Survey aims to understand systems of hot water, rock

By Sarah Kaplan, The Washington Post
Published: November 13, 2016, 6:04am

What makes Old Faithful blow?

That is a question scientists are trying to answer as they launch an effort to map the subterranean systems of hot water and rock that constitute the plumbing for Yellowstone’s famous geysers. Starting last week, researchers with the U.S. Geological Survey, the University of Wyoming and Aarhus University in Denmark are surveying the national park’s hydrothermal features using a giant, hooplike electromagnetic monitor suspended from helicopters flying 200 feet above the ground.

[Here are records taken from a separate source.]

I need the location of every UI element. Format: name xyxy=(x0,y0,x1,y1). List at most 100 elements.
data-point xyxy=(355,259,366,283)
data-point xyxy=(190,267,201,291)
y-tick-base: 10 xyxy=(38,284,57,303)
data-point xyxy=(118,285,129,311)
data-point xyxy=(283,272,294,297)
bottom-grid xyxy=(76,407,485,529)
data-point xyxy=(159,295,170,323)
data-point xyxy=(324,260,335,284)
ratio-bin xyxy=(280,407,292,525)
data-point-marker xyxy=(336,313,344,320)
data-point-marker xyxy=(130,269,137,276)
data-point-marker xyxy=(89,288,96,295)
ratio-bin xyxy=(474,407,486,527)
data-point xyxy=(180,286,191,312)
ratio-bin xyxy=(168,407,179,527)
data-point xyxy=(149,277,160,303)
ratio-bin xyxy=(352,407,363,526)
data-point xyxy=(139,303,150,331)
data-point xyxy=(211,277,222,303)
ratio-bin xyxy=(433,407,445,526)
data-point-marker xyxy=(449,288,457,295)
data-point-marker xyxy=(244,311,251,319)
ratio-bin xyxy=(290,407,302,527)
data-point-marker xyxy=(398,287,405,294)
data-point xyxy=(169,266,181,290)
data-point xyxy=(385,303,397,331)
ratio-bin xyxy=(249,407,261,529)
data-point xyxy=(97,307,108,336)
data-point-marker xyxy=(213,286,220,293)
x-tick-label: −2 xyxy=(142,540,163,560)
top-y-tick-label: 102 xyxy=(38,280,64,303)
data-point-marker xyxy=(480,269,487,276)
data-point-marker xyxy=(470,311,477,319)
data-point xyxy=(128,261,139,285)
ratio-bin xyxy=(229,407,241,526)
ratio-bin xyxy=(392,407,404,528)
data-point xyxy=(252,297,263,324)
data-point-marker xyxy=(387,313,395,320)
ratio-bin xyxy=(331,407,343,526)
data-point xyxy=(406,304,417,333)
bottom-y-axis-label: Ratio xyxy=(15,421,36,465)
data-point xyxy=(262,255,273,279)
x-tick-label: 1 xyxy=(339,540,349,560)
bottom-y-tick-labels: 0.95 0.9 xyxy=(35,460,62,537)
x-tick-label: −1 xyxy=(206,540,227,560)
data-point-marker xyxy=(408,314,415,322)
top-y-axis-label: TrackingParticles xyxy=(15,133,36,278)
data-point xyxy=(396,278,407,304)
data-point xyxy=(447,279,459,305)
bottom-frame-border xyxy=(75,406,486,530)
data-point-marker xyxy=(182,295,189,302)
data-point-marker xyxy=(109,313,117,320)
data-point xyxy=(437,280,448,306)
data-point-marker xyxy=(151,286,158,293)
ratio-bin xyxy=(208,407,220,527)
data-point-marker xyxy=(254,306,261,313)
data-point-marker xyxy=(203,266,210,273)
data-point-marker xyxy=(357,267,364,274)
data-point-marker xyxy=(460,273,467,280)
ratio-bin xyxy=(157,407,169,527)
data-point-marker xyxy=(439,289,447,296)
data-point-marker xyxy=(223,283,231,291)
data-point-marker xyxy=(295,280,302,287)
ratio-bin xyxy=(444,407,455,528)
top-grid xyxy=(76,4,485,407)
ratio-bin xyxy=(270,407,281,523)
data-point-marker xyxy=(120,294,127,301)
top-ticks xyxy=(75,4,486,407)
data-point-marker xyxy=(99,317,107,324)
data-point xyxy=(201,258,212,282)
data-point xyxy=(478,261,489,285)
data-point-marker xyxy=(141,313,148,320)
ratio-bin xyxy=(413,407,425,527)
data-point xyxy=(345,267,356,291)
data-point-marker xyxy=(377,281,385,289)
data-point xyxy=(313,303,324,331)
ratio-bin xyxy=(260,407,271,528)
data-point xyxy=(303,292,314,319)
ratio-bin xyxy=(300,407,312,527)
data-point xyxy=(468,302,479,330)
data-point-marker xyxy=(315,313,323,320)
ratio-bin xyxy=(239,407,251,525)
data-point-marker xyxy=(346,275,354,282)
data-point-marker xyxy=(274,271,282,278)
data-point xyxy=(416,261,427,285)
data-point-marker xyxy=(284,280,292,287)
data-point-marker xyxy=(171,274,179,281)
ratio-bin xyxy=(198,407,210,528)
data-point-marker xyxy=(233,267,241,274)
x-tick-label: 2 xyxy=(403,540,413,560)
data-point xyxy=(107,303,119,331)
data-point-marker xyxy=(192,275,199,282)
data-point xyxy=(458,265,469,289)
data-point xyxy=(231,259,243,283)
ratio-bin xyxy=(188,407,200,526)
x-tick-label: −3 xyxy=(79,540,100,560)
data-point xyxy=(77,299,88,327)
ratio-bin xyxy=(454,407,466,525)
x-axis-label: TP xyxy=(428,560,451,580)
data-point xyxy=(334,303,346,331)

“This is really kind of a last frontier if you will, in Yellowstone, of being able to look at a large part that’s underground that people have not looked at,” Carol Finn, one of the scientists on the surveying team, told Wyoming Public Media. “This survey can visualize the geology and the water down to about 500 meters, so 1,500 feet.”

The monitor senses and records tiny pulses of electricity related to the interactions between hot water and rock underground.

The electromagnetic survey will help Finn and her colleagues understand the causes of geysers and much bigger hydrothermal explosions. More than 13,000 years ago, one of these explosions created the 1.5-mile crater that forms the bottom of Yellowstone Lake. It is thought to be the largest crater of its kind on the planet.

A study published in spring 2015 found a massive reservoir of molten rock lurking beneath the park. A calderic eruption, in which that magma came rushing to the surface, would eject 1,000 times more material than the 1980 eruption of Mount St. Helens and could create a caldera dozens of miles wide. The last time this happened, 640,000 years ago, Homo sapiens didn’t even exist yet. No one is certain what causes such an eruption, or when the Yellowstone supervolcano might erupt again.

Hydrothermal questions

Nor do scientists fully understand hydrothermal explosions — which occur when superheated water trapped beneath the surface of the Earth becomes steam and blasts upward, expelling rock, mud and water into the sky. This is the same phenomenon behind geysers like Old Faithful, but geysers do not spew mud and rock. Research suggests that the hot water that powers Yellowstone’s explosive activity comes from rain and snow that percolates down through the crust and is heated by the park’s subterranean furnace. But it is not clear how the water travels down, what happens as it warms or what causes it to explode violently back toward the surface.

“Nobody knows anything about the flow paths” for the hot water that erupts from Yellowstone’s geysers, Finn told the Associated Press. “Does it travel down and back up? Does it travel laterally?”

The survey will take two to four weeks, USGS said, and the data collected will be used to inform ground-based studies. It will also help officials find unstable ground, so some unsuspecting tourist doesn’t inadvertently wind up on a weak spot in the park’s plumbing.